Don't you mean "the combination of a pedal and a sensor"?

Posted by: Chris | April 11, 2007 9:39 AM

It will be interesting to note that many inventions become obvious things to do once someone has done it. but many past achievements have been ridiculed as unworkable "balderdash" like flying machines, cotton gins etc.

Posted by: Jess | April 12, 2007 10:14 PM

What role of the Internet in the modern world?
We shall talk about

Posted by: WriglyB | April 24, 2007 4:33 AM

It is about time that the US Supreme Court has taken a stand on corporate interest by limiting the extension of patent rights ("Supreme Court changes "obvious" test for patents" 1/4/7). It is in everyones interest that inventors are rewarded for the fruits of their labors. However, it is not in the public's interests when that reward impinges upon the ability of others to conduct research and innovation.
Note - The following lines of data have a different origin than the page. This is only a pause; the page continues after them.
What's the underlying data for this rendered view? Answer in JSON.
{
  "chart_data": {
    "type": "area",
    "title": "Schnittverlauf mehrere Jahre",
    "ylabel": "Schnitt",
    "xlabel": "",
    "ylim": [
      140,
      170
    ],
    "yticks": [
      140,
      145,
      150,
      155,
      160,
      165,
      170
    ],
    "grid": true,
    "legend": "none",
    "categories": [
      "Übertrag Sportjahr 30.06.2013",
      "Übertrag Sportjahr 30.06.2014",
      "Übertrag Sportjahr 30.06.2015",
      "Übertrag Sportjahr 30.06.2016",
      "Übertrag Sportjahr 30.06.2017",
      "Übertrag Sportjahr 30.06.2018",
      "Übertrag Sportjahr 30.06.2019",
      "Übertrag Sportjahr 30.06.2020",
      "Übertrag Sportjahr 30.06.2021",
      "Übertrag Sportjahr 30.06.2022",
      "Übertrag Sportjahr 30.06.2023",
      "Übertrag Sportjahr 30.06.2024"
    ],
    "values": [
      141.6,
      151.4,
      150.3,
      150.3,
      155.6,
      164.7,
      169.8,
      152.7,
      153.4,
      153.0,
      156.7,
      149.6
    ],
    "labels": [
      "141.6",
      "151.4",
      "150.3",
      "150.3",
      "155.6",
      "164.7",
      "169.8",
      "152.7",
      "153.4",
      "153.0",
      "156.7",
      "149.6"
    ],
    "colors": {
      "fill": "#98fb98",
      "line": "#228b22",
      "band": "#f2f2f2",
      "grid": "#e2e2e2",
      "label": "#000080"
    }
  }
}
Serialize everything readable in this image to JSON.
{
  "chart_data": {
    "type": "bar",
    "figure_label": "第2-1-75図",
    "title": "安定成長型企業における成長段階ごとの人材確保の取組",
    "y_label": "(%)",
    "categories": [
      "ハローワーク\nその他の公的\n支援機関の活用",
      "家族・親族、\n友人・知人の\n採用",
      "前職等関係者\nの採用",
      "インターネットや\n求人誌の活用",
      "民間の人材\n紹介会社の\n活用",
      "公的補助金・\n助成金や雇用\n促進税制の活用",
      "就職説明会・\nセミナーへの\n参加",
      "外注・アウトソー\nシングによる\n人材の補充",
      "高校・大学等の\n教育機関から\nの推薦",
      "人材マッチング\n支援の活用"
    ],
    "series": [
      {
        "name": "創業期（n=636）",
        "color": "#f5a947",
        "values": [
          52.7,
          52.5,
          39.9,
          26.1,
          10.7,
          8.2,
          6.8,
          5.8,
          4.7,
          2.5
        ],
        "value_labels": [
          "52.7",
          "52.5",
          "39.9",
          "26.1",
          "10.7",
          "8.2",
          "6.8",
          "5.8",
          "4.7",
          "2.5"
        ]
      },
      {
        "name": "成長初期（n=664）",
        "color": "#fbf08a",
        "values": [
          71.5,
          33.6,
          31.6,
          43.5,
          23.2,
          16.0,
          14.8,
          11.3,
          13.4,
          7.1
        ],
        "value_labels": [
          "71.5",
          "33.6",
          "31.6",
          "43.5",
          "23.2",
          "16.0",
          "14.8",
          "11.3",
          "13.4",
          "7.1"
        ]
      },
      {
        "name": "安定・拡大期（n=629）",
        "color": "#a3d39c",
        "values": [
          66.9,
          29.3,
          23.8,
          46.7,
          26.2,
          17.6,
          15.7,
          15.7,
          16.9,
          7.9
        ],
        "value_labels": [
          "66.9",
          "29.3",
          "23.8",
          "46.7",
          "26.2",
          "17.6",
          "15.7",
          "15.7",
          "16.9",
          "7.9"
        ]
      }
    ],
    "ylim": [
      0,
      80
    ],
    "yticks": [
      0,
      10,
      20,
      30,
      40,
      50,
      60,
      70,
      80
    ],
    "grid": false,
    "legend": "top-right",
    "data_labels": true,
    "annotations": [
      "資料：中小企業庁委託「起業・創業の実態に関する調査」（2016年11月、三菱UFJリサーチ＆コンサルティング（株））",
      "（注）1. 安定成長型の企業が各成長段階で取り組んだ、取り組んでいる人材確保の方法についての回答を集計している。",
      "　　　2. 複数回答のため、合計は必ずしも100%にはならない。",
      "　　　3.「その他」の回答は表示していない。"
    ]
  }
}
Justice Kennedy was correcting in suggesting that excessively extensions to patents rights have the possibility of stifling the progress of the useful arts. One just has to look at the biotechnology sector, where research has become exponentially more expensive with each coming year and with each round of royalty payments.

The next step for our courts and governments is to reduce the length of patents. The rate of technological development has speedup and there is no reason to extend patent terms. By reducing them, we promote the common progress of open knowledge and the betterment of humanity.